Lastly, what tips, tricks, ideas would help with my install? I've already pulled every vent and re-taped the attic/plenum area. I plan to seal off the "extra" duct space in the front room and BH with a pool noodle and tape.

Thanks for your help!


----------



## rjatmplacement (Jan 1, 2017)

Don't skimp and get a 13.5k pay the fee extra dollars and get the 15K

Sent from my iPhone using Tapatalk


----------



## 325BH (May 10, 2016)

rjatmplacement said:


> Don't skimp and get a 13.5k pay the fee extra dollars and get the 15K
> 
> Sent from my iPhone using Tapatalk


I did the opposite. My main unit is 15k and my front room is a 13,500 unit. It is more than enough for that front room. Plus, I wanted to minimize power draw so I could run it off of a little generator.

Sent from my iPhone using Tapatalk


----------



## Currey (Apr 27, 2016)

i was thinking of just going for the 13.5 for the same reasons - it will just be cooling the front bedroom. Anyone have any reason why this would not suffice?


----------



## 325BH (May 10, 2016)

The closer you can match the ac for the area being cooled the better. The longer an ac runs (actually running the compressor) the better the humidity will be (lower).

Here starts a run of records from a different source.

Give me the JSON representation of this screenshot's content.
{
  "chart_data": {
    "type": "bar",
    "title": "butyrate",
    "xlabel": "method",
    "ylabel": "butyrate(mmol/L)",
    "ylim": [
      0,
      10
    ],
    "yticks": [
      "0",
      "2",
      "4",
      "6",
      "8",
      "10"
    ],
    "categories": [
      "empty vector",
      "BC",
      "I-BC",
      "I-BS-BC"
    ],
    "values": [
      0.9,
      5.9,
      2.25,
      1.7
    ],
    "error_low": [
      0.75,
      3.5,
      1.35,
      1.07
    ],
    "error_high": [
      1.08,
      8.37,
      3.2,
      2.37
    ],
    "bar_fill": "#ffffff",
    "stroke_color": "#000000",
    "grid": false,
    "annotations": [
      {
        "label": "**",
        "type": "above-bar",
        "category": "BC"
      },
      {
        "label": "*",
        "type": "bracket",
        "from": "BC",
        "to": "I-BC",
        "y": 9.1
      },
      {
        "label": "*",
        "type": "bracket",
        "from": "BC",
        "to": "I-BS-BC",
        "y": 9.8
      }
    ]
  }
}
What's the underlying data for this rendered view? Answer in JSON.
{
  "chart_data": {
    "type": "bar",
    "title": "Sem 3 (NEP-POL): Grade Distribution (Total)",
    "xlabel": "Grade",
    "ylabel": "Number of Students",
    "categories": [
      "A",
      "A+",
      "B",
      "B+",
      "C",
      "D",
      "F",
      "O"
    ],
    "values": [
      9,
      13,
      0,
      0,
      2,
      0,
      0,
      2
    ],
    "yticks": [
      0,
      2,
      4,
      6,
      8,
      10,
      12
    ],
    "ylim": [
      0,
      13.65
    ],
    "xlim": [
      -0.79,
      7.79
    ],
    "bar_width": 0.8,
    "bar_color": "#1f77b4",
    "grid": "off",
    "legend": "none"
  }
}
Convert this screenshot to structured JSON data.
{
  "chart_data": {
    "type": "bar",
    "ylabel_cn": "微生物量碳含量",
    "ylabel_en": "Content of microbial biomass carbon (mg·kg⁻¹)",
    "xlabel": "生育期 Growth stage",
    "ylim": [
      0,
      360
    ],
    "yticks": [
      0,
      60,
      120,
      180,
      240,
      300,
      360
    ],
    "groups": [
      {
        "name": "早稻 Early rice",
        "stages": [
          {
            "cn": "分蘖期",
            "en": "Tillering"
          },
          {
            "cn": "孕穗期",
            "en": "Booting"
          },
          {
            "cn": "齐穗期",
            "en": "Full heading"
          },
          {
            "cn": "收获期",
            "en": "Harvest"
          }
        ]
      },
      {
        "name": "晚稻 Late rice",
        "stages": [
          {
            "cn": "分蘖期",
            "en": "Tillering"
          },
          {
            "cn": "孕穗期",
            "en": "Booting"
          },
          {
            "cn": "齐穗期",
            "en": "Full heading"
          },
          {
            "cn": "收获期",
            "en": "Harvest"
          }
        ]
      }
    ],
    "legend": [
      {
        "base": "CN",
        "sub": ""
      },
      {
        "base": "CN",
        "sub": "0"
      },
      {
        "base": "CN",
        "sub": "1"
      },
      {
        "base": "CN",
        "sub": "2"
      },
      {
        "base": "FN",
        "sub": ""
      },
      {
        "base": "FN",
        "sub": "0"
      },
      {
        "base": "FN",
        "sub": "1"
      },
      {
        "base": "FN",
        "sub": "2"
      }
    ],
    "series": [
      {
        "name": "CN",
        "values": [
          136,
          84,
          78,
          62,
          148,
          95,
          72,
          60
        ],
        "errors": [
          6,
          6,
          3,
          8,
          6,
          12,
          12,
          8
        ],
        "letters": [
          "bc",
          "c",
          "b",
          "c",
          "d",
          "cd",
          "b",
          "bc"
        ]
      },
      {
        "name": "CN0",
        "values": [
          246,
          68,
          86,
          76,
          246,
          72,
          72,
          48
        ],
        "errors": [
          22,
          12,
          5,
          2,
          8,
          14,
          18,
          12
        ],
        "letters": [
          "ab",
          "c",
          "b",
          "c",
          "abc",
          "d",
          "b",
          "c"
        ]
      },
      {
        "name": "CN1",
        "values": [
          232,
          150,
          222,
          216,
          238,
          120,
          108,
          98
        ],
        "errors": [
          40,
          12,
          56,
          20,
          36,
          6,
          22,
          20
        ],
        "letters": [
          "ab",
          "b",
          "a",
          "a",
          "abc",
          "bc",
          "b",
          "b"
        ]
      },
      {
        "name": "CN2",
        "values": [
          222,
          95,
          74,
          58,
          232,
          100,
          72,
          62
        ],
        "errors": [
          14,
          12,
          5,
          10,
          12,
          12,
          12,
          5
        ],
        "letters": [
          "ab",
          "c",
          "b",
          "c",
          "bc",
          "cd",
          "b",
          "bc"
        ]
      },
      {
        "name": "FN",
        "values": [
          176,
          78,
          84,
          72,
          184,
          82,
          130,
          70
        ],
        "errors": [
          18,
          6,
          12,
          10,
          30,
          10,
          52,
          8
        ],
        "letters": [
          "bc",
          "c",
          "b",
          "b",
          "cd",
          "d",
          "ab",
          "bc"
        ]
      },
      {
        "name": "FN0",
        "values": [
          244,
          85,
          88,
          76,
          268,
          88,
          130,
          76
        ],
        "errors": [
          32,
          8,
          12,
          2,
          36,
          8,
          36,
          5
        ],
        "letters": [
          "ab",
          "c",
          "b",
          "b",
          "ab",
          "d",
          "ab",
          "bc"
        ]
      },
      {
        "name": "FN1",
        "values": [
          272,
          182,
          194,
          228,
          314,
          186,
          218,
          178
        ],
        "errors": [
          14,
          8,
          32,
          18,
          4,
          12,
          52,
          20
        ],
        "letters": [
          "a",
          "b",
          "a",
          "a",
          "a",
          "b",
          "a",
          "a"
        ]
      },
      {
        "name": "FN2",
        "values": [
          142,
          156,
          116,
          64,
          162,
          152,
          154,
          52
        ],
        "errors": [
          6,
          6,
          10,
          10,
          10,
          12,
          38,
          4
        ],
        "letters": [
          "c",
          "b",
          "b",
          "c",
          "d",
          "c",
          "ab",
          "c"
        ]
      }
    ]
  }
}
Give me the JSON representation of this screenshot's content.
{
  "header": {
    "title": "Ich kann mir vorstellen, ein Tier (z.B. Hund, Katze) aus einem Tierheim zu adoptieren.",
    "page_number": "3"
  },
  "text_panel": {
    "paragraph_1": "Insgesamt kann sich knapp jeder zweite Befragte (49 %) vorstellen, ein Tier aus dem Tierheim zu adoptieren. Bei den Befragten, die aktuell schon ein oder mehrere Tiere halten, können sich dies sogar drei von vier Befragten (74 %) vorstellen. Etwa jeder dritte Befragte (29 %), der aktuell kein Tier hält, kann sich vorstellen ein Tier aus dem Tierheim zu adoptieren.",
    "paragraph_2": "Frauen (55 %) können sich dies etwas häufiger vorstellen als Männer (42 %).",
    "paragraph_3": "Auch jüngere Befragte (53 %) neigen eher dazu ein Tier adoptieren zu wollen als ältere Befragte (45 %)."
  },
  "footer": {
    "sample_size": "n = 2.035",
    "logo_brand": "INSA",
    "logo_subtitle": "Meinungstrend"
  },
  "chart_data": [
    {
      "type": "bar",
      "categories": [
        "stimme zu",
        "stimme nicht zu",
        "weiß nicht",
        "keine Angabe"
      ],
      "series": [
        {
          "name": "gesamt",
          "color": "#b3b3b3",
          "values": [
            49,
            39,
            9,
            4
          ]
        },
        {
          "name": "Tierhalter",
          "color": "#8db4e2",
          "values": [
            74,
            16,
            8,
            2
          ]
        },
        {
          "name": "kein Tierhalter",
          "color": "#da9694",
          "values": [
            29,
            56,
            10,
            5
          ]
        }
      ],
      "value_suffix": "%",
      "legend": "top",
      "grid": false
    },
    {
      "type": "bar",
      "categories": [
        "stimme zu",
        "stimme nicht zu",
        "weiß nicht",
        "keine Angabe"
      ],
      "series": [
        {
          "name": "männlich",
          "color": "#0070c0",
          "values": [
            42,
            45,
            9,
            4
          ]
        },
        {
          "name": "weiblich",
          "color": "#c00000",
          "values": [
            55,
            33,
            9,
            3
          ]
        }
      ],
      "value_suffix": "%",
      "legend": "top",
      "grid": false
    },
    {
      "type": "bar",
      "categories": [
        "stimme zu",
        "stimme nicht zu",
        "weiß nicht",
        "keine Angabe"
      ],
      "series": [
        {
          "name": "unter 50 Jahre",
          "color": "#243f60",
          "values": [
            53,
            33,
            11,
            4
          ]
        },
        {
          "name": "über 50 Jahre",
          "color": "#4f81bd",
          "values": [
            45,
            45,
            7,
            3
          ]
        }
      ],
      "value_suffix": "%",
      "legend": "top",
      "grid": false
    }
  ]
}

Since the R-value in campers generally suck, going BIG with the air conditioners is the common theme. Once you start adding multiple units however, it makes sense to think about the room that will be cooled.

A secondary benefit of a smaller ac unit is being able to run it from a small inverter generator. That may not be a concern though.

Sent from my iPhone using Tapatalk


----------